I'm sure you know from my last post that we adopted a new puppy and she is an absolute sweetheart, but in the last week, she got a urinary tract infection and lost all of her training because she physically couldn't wait to go outside. So I was running around after her for three days cleaning up little puddles until our vet could get here. And with three dogs and no doggy door, Justin and I spend our days getting up to let the dogs in and out, which frankly is making me crazy. It's like herding two year olds, but I'm not quite sure what to do about it. We can't exactly tell them no, you just came in and I'm not letting you out again because you never know if they have to do their business and trust me, you do not want that in your house and then you can't exactly leave them outside because it's -10 degrees and you will have a dogsicle if you don't let them in. But in a few words, they are driving both of us nuts. That third dog tipped the scales just like having the third kid did.

I'd say I am having a bad bout of seasonal affective disorder, but situational depression seems way more likely. I'm walking around either totally pissed off and cussing or crying hysterically and no one knows what to do with me. I told Justin I feel like I have a bad case of PMS that just won't go away and he said he would be moving out now...not really, but he probably would like to run for it.

(Since I started writing this post, I have gotten up to clean up dog puke, give Sophie her UTI medicine, give Sophie her breakfast, and let each of them out several times. Do you see why I'm exasperated?)

All I want to do is sleep (which I'm doing a lot of, probably too much) and stitch and be left alone. But it's like I've traded one family of kids for another by having all these dogs and I seriously did not think it through because the little one is so damned cute. We talked about three being too many dogs, but Justin and I both agree that giving any of them up would be like Sophie's (pardon the pun) Choice. We're just too attached to them all, so if anyone has any answers that don't involve crating or a doggy door (because the cats would get out and I'm attached to them), I would love to hear them. Of course, I probably won't follow through with any suggestions if they involve any work, so I think I am stuck getting up from whatever episode of Parenthood that I am streaming 15 times to let them in and out and cursing so much that Joey will be kicked out of school at some point in the near future for repeating everything I've had to say lately, which is nothing but four letter words and incomprehensible mumbling through the tears.

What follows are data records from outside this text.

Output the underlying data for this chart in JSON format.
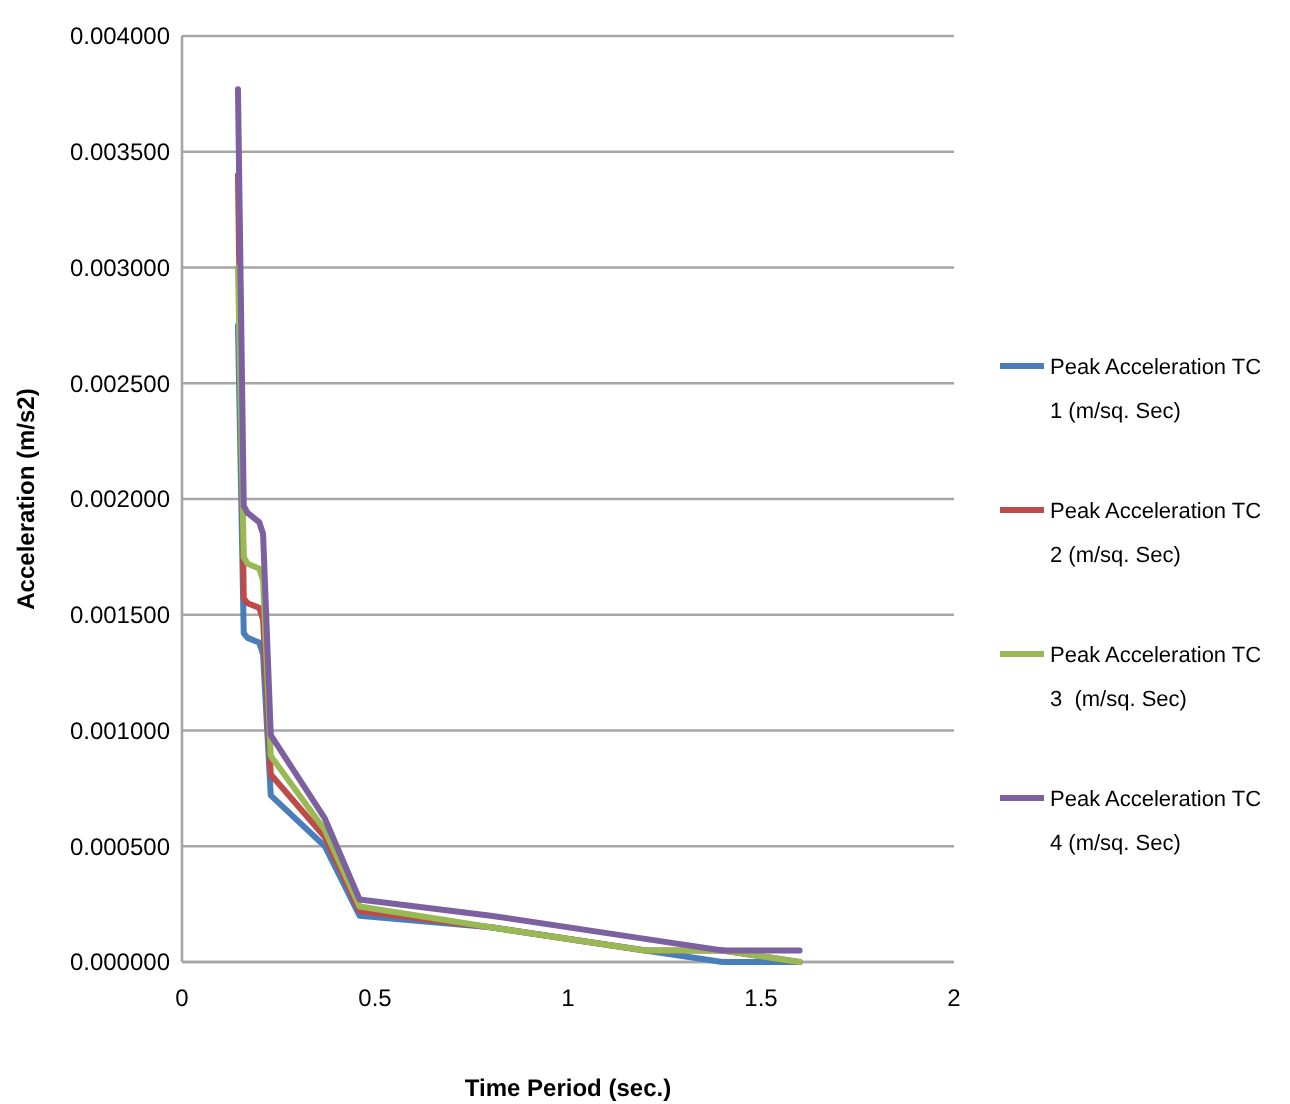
{
  "chart_data": {
    "type": "line",
    "xlabel": "Time Period (sec.)",
    "ylabel": "Acceleration (m/s2)",
    "x": [
      0.145,
      0.16,
      0.17,
      0.2,
      0.21,
      0.23,
      0.37,
      0.46,
      0.8,
      1.2,
      1.4,
      1.6
    ],
    "series": [
      {
        "name": "Peak Acceleration TC 1 (m/sq. Sec)",
        "color": "#4a7ebb",
        "values": [
          0.00275,
          0.00142,
          0.0014,
          0.00138,
          0.00133,
          0.00072,
          0.0005,
          0.0002,
          0.00015,
          5e-05,
          0,
          0
        ]
      },
      {
        "name": "Peak Acceleration TC 2 (m/sq. Sec)",
        "color": "#be4b48",
        "values": [
          0.0034,
          0.00157,
          0.00155,
          0.00153,
          0.00148,
          0.00081,
          0.00054,
          0.00022,
          0.00015,
          5e-05,
          5e-05,
          0
        ]
      },
      {
        "name": "Peak Acceleration TC 3  (m/sq. Sec)",
        "color": "#98b954",
        "values": [
          0.003,
          0.00175,
          0.00172,
          0.0017,
          0.00165,
          0.00089,
          0.00057,
          0.00024,
          0.00015,
          5e-05,
          5e-05,
          0
        ]
      },
      {
        "name": "Peak Acceleration TC 4 (m/sq. Sec)",
        "color": "#7d60a0",
        "values": [
          0.00377,
          0.00197,
          0.00194,
          0.0019,
          0.00185,
          0.00098,
          0.00062,
          0.00027,
          0.0002,
          0.0001,
          5e-05,
          5e-05
        ]
      }
    ],
    "xlim": [
      0,
      2
    ],
    "xticks": [
      0,
      0.5,
      1,
      1.5,
      2
    ],
    "ylim": [
      0,
      0.004
    ],
    "yticks": [
      {
        "value": 0,
        "label": "0.000000"
      },
      {
        "value": 0.0005,
        "label": "0.000500"
      },
      {
        "value": 0.001,
        "label": "0.001000"
      },
      {
        "value": 0.0015,
        "label": "0.001500"
      },
      {
        "value": 0.002,
        "label": "0.002000"
      },
      {
        "value": 0.0025,
        "label": "0.002500"
      },
      {
        "value": 0.003,
        "label": "0.003000"
      },
      {
        "value": 0.0035,
        "label": "0.003500"
      },
      {
        "value": 0.004,
        "label": "0.004000"
      }
    ],
    "grid": "y",
    "legend": "right",
    "marker": "none",
    "line_style": "solid"
  }
}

In a word, I'm an emotional wreck that doesn't want to leave the house and wants to sleep all the time. And I would really like it if Frederick County would realize that a little bit of winter weather is not a good reason to cancel school for 19 days in a row. My routine is thrown off (and yes, I really do have a routine - it's just that no one knows what it is) and the kids are bored. Joey has done nothing but play video games and Jamie has done almost nothing but skype with his online girlfriend and I think they need to go learn something.

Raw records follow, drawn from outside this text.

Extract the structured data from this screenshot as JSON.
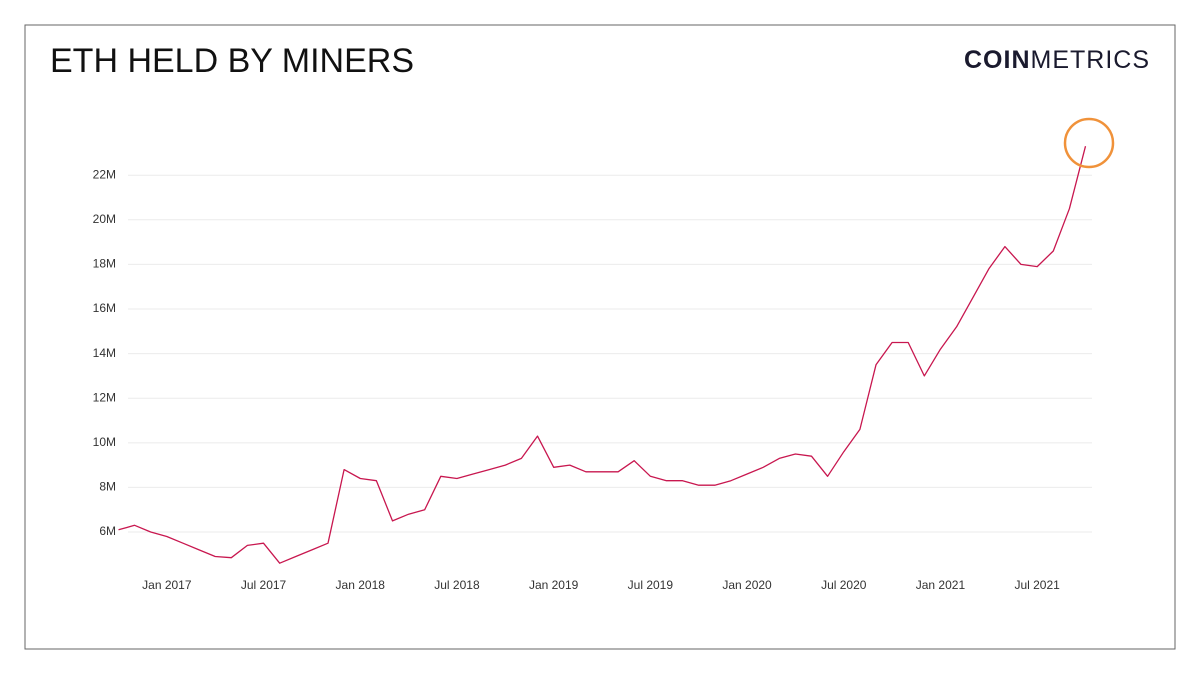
{
  "chart_data": {
    "type": "line",
    "title": "ETH HELD BY MINERS",
    "logo": {
      "bold": "COIN",
      "light": "METRICS"
    },
    "x": [
      "2016-10",
      "2016-11",
      "2016-12",
      "2017-01",
      "2017-02",
      "2017-03",
      "2017-04",
      "2017-05",
      "2017-06",
      "2017-07",
      "2017-08",
      "2017-09",
      "2017-10",
      "2017-11",
      "2017-12",
      "2018-01",
      "2018-02",
      "2018-03",
      "2018-04",
      "2018-05",
      "2018-06",
      "2018-07",
      "2018-08",
      "2018-09",
      "2018-10",
      "2018-11",
      "2018-12",
      "2019-01",
      "2019-02",
      "2019-03",
      "2019-04",
      "2019-05",
      "2019-06",
      "2019-07",
      "2019-08",
      "2019-09",
      "2019-10",
      "2019-11",
      "2019-12",
      "2020-01",
      "2020-02",
      "2020-03",
      "2020-04",
      "2020-05",
      "2020-06",
      "2020-07",
      "2020-08",
      "2020-09",
      "2020-10",
      "2020-11",
      "2020-12",
      "2021-01",
      "2021-02",
      "2021-03",
      "2021-04",
      "2021-05",
      "2021-06",
      "2021-07",
      "2021-08",
      "2021-09",
      "2021-10"
    ],
    "series": [
      {
        "color": "#c8174f",
        "values": [
          6100000,
          6300000,
          6000000,
          5800000,
          5500000,
          5200000,
          4900000,
          4850000,
          5400000,
          5500000,
          4600000,
          4900000,
          5200000,
          5500000,
          8800000,
          8400000,
          8300000,
          6500000,
          6800000,
          7000000,
          8500000,
          8400000,
          8600000,
          8800000,
          9000000,
          9300000,
          10300000,
          8900000,
          9000000,
          8700000,
          8700000,
          8700000,
          9200000,
          8500000,
          8300000,
          8300000,
          8100000,
          8100000,
          8300000,
          8600000,
          8900000,
          9300000,
          9500000,
          9400000,
          8500000,
          9600000,
          10600000,
          13500000,
          14500000,
          14500000,
          13000000,
          14200000,
          15200000,
          16500000,
          17800000,
          18800000,
          18000000,
          17900000,
          18600000,
          20500000,
          23300000
        ]
      }
    ],
    "xlim": [
      "2016-10",
      "2021-10"
    ],
    "xticks": [
      {
        "value": "2017-01",
        "label": "Jan 2017"
      },
      {
        "value": "2017-07",
        "label": "Jul 2017"
      },
      {
        "value": "2018-01",
        "label": "Jan 2018"
      },
      {
        "value": "2018-07",
        "label": "Jul 2018"
      },
      {
        "value": "2019-01",
        "label": "Jan 2019"
      },
      {
        "value": "2019-07",
        "label": "Jul 2019"
      },
      {
        "value": "2020-01",
        "label": "Jan 2020"
      },
      {
        "value": "2020-07",
        "label": "Jul 2020"
      },
      {
        "value": "2021-01",
        "label": "Jan 2021"
      },
      {
        "value": "2021-07",
        "label": "Jul 2021"
      }
    ],
    "ylim": [
      4400000,
      24000000
    ],
    "yticks": [
      {
        "value": 6000000,
        "label": "6M"
      },
      {
        "value": 8000000,
        "label": "8M"
      },
      {
        "value": 10000000,
        "label": "10M"
      },
      {
        "value": 12000000,
        "label": "12M"
      },
      {
        "value": 14000000,
        "label": "14M"
      },
      {
        "value": 16000000,
        "label": "16M"
      },
      {
        "value": 18000000,
        "label": "18M"
      },
      {
        "value": 20000000,
        "label": "20M"
      },
      {
        "value": 22000000,
        "label": "22M"
      }
    ],
    "grid": true
  }
}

So, to sum up, I'm pretty much furious with cancer, mad at the world, crying uncontrollably at least once or twice a day, and taking it one breath at a time. I feel like I need a vacation from everything, but I just had a weekend away to stitch, so I don't think it's fair to say I need a vacation.

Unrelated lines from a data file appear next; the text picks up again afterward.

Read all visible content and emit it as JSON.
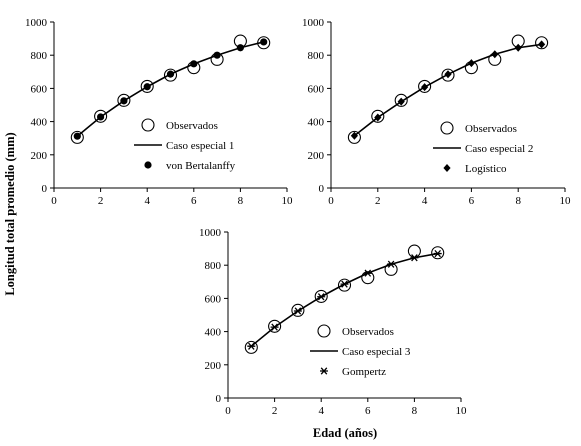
{
  "axis_titles": {
    "y": "Longitud total promedio (mm)",
    "x": "Edad (años)"
  },
  "chart_data": [
    {
      "type": "scatter",
      "xlim": [
        0,
        10
      ],
      "ylim": [
        0,
        1000
      ],
      "x_ticks": [
        0,
        2,
        4,
        6,
        8,
        10
      ],
      "y_ticks": [
        0,
        200,
        400,
        600,
        800,
        1000
      ],
      "grid": false,
      "legend_position": "bottom-right",
      "series": [
        {
          "name": "Observados",
          "kind": "open-circle",
          "x": [
            1,
            2,
            3,
            4,
            5,
            6,
            7,
            8,
            9
          ],
          "y": [
            305,
            432,
            528,
            612,
            680,
            725,
            775,
            885,
            875
          ]
        },
        {
          "name": "Caso especial  1",
          "kind": "line",
          "x": [
            1,
            2,
            3,
            4,
            5,
            6,
            7,
            8,
            9
          ],
          "y": [
            312,
            428,
            525,
            610,
            686,
            748,
            800,
            845,
            880
          ]
        },
        {
          "name": "von Bertalanffy",
          "kind": "filled-circle",
          "x": [
            1,
            2,
            3,
            4,
            5,
            6,
            7,
            8,
            9
          ],
          "y": [
            312,
            428,
            525,
            610,
            686,
            748,
            800,
            845,
            880
          ]
        }
      ]
    },
    {
      "type": "scatter",
      "xlim": [
        0,
        10
      ],
      "ylim": [
        0,
        1000
      ],
      "x_ticks": [
        0,
        2,
        4,
        6,
        8,
        10
      ],
      "y_ticks": [
        0,
        200,
        400,
        600,
        800,
        1000
      ],
      "grid": false,
      "legend_position": "bottom-right",
      "series": [
        {
          "name": "Observados",
          "kind": "open-circle",
          "x": [
            1,
            2,
            3,
            4,
            5,
            6,
            7,
            8,
            9
          ],
          "y": [
            305,
            432,
            528,
            612,
            680,
            725,
            775,
            885,
            875
          ]
        },
        {
          "name": "Caso especial 2",
          "kind": "line",
          "x": [
            1,
            2,
            3,
            4,
            5,
            6,
            7,
            8,
            9
          ],
          "y": [
            315,
            425,
            520,
            608,
            685,
            752,
            806,
            845,
            865
          ]
        },
        {
          "name": "Logístico",
          "kind": "filled-diamond",
          "x": [
            1,
            2,
            3,
            4,
            5,
            6,
            7,
            8,
            9
          ],
          "y": [
            315,
            425,
            520,
            608,
            685,
            752,
            806,
            845,
            865
          ]
        }
      ]
    },
    {
      "type": "scatter",
      "xlim": [
        0,
        10
      ],
      "ylim": [
        0,
        1000
      ],
      "x_ticks": [
        0,
        2,
        4,
        6,
        8,
        10
      ],
      "y_ticks": [
        0,
        200,
        400,
        600,
        800,
        1000
      ],
      "grid": false,
      "legend_position": "bottom-right",
      "series": [
        {
          "name": "Observados",
          "kind": "open-circle",
          "x": [
            1,
            2,
            3,
            4,
            5,
            6,
            7,
            8,
            9
          ],
          "y": [
            305,
            432,
            528,
            612,
            680,
            725,
            775,
            885,
            875
          ]
        },
        {
          "name": "Caso especial 3",
          "kind": "line",
          "x": [
            1,
            2,
            3,
            4,
            5,
            6,
            7,
            8,
            9
          ],
          "y": [
            312,
            427,
            524,
            610,
            686,
            752,
            806,
            845,
            870
          ]
        },
        {
          "name": "Gompertz",
          "kind": "asterisk",
          "x": [
            1,
            2,
            3,
            4,
            5,
            6,
            7,
            8,
            9
          ],
          "y": [
            312,
            427,
            524,
            610,
            686,
            752,
            806,
            845,
            870
          ]
        }
      ]
    }
  ]
}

Oh. And to top off everything, the woman who I went to the retreat with had a massive heart attack the day after we got back. She's home now and doing okay, but I can't imagine what I would have done if it had happened while we were in Ocean City or while I was driving. I don't know CPR, so the best I could have done for her would have been to call 911 and I think I should take a CPR class, but I don't have the energy and I know I would skip class (see above dream) because I just wouldn't feel like going.

So, I'd like to apologize to everyone for how mad I am right now, although I can't say it's going to change anytime soon. And if I burst into tears on you, don't worry. It will pass in about an hour.

I have to go let the dog in. Or out. I'm not sure.